ESPE2014 Poster Category 2 Puberty and Neuroendocrinology (12 abstracts)

Very Low Estradiol Levels are Independent From Duration of Amenorrhea in Girls with Severe Anorexia Nervosa

Christèle Kyheng a , Gianpaolo De Filippo a, , Anne-Laure Castell a, , Jennifer Flandrin a , Julie Durin a , Manon Delafoy a & Lise Duranteau a,


aAssistance Publique – Hôpitaux de Paris, Hôpitaux Universitaires Paris Sud, Hôpital Bicêtre, Service de Médecine des Adolescents, Le Kremlin-Bicêtre, France; 2Assistance Publique – Hôpitaux de Paris, Hôpitaux Universitaires Paris Sud, Hôpital Bicêtre, Service d’Endocrinologie et Diabétologie de l’Enfant, Le Kremlin-Bicêtre, France


Background: Anorexia nervosa (AN) is a primary psychiatric disease, complicated by serious endocrine disturbances. Hypogonadotropic hypogonadism with primary or secondary amenorrhea is the most common endocrine repercussion of AN, with consequent estrogen deficiency and concerns about bone mineral density. Furthermore, establishing regular menstrual cycles is considered as one of the important milestones in girls treated for AN.

Aim: To quantify the estrogen deficiency through plasmatic estradiol (E2) measurements in girls with severe AN and secondary amenorrhea.

Patients and methods: E2 measurements were performed in 17 post-pubertal girls (mean age 15±1.6 years, 12–18.31) with severe AN and secondary amenorrhea (mean duration of 8.6±5.53 months, 3–24) hospitalized for re-nutrition. Results were analyzed to data from ten age-matched girls with diagnosis of hypothalamic amenorrhea (HA) not related to a low nutritional status and from ten age-matched healthy controls. A complete anthropometric and biochemical evaluation was also carried out. Body composition and bone mineral density (BMD) were evaluated by dual energy X-ray absorptiometry.

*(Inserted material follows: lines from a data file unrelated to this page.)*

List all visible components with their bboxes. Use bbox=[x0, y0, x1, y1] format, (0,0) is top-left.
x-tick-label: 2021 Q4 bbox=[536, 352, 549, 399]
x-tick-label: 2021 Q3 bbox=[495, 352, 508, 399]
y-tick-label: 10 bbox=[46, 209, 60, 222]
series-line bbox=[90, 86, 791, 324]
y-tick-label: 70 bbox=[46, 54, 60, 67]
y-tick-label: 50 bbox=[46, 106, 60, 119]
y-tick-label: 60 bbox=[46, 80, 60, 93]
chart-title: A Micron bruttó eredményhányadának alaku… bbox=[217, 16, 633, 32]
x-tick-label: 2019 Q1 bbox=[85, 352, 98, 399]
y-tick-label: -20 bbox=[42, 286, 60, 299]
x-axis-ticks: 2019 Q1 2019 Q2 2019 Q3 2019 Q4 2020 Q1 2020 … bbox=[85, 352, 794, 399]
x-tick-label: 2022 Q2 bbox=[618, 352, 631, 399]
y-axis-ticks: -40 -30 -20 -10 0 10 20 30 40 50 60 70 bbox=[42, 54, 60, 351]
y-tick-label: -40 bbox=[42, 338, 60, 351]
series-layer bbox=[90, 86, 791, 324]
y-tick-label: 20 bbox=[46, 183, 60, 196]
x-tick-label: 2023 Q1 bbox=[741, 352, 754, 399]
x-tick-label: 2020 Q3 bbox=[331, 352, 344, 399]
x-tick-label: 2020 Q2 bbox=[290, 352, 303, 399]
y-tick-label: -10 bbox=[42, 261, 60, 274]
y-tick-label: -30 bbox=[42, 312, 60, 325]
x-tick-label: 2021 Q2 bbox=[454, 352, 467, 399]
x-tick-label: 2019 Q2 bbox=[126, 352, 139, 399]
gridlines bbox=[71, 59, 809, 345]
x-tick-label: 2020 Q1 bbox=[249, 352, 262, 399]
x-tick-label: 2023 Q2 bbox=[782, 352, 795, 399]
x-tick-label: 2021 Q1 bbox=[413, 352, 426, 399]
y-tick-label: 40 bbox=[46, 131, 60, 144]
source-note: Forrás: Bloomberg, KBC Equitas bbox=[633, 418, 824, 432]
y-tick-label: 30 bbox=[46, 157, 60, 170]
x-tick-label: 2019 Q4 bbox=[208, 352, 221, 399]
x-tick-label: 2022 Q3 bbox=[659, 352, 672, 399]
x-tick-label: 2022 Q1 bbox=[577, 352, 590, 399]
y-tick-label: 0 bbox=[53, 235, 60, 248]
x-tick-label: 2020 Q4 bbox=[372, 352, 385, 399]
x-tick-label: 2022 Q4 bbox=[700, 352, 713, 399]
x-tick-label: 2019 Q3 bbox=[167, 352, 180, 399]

Results: Mean E2 levels in AN patients were severely reduced: 25.44±20.30 vs 90.3±83 and 160±92 pmol/l in HA and controls respectively (P<0.05 and P<0.001 respectively). E2 levels were significantly correlated with % of fat mass (P<0.001). No correlation was found between E2 levels and duration of amenorrhea or E2 levels and bone mineral density.

Conclusion: Analysis of plasmatic E2 levels show that girls with severe AN and secondary amenorrhea present very low levels, independently from the duration of amenorrhea. No correlation was found with low BMD. Further studies are needed to evaluate the impact of such severe estrogen deficiency on physical and psychological health status and the efficacy of estrogen replacement in these patients.